Our mapping highlighted a global mismatch between the level of biodiversity richness and environment-positive expenditure. Specifically, big spenders on nature-positive activities were mainly least to medium biodiverse countries, while most biodiverse countries spent the least on nature, with an exception for Australia whose rich nature and biodiversity scene received a proportionate amount of government spending.
- Out of 15 countries with the highest biodiversity index, only 1 country was a big spender (Australia with over 1% of GDP), and 2 countries were medium spenders (Colombia and China spent over 0.5% of GDP).
- Out of 15 countries with the highest spending on the environment, 13 countries had low biodiversity index. Only 2 countries had a medium and high biodiversity index (Japan and Australia at 153.58 and 337.18 points respectively).
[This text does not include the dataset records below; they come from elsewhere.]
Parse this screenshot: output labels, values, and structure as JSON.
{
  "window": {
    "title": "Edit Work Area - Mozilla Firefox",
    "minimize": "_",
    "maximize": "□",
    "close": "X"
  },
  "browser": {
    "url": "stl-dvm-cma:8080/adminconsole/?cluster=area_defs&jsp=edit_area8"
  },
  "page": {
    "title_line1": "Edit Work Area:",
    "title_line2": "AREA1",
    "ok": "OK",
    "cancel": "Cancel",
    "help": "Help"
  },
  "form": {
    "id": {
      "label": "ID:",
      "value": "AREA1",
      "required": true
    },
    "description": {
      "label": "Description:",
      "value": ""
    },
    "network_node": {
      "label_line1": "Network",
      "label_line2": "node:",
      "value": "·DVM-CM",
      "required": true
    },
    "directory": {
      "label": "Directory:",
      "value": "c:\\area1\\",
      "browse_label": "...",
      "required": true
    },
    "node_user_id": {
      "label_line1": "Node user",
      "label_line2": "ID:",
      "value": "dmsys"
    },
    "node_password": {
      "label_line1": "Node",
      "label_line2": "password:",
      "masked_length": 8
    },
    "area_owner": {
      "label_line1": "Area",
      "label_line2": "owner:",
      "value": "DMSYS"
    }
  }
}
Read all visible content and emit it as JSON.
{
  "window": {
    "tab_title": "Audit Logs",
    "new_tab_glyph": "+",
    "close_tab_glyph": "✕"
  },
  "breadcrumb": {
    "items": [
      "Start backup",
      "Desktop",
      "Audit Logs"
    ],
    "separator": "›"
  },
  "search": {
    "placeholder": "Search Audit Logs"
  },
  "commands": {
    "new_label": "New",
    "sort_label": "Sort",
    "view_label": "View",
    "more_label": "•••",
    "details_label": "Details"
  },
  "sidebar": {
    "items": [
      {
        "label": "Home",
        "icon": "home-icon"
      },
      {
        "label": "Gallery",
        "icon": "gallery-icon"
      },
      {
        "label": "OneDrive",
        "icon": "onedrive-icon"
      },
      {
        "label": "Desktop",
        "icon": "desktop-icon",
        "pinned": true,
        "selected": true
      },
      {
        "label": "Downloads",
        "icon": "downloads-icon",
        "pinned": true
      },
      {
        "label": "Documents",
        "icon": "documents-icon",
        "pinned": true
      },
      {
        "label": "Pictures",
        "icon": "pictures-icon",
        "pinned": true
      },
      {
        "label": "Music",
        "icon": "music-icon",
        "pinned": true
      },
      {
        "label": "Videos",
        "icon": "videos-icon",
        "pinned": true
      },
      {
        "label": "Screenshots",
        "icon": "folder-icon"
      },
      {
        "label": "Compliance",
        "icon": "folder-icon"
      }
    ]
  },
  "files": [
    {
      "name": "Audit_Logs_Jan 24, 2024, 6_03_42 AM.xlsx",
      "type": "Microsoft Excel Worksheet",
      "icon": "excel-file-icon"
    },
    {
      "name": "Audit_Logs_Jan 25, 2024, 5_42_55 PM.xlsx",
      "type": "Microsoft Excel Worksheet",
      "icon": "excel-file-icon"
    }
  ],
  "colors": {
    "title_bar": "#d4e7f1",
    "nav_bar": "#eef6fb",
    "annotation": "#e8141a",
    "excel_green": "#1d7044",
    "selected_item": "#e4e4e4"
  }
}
However, the correlation between biodiversity richness and nature-positive expenditure must be taken with a grain of salt, as a low biodiversity index score does not only mean that the territory is inherently less biodiverse (due to geographical location), but it also means that natural capital in that area had been severely damaged by human activities by the time of calculation.
Overall, on a global scale, 58% of 106 countries spent under 0.5% of their GDP on protecting the environment. On a regional scale, 4 regions (Asia, Africa, North America, and South America) mainly consisted of countries spending less than 0.5% of GDP on the environment while hosting the majority of the world’s biodiversity. This trend points to the need to focus on regions and countries that are not big spenders on nature yet.
The way forward
The BNEF latest Biodiversity Finance Factbook developed a weighted framework containing 3 criteria to help channel biodiversity restoration and preservation funding priorities to countries that need it most. This factbook confirmed our call to focus on the triple-A regions (Asia, America, and Africa) with Brazil, China, Indonesia, Congo (DRC), and India being the top 5 funding priorities.
Based on this mapping, we encourage UNEP FI members and other financial institutions to identify where their investments and operations are and whether they occur in areas with high biodiversity richness and low government expenditure on nature. Below are some additional take-aways and recommendations:
- Blended finance, or private finance sources such as biodiversity offsets and credit markets should be considered a key instrument in tandem with government expenditure. Financial institutions can join the Biodiversity Credit Alliance, supported by UNDP, UNEP FI and SIDA, to be the pioneer in the formulation of a credible and scalable biodiversity credit market under global biodiversity credit principles.
- The lack of data on nature-positive expenditure from private sectors also calls for attention to a more robust mechanism for reporting and disclosure. To support the shift of financial flow to nature-positive investments, the UNEP FI-led Taskforce on Nature-related Financial Disclosures (TNFD) pilots have been working with over 50 financial institutions to test the draft versions of the TNFD framework by trying out the integration of nature-related risks and dependencies into their internal risk assessment. Interested financial institutions are encouraged to pilot test and engage in the development of the TNFD to have their expertise and experiences heard in the development of a disclosure framework for organisations to report and act on evolving nature-related risks.
- Private investors in nature-positive programmes should also consider the different characteristics of financial institutions in different regions and their appetite for long-term investment in biodiversity conservation and restoration (e.g, private investors in emerging economies might not have as big of an appetite for long-term investment in nature-positive activities as their counterparts in the global north). Therefore, the new UN-convened bank-led working group is expected to help banks around the world align their investment portfolios with the Kunming-Montreal Global Biodiversity Framework (GBF) adopted in December 2022 to close the biodiversity financing gap while upholding the rights of indigenous peoples and local communities.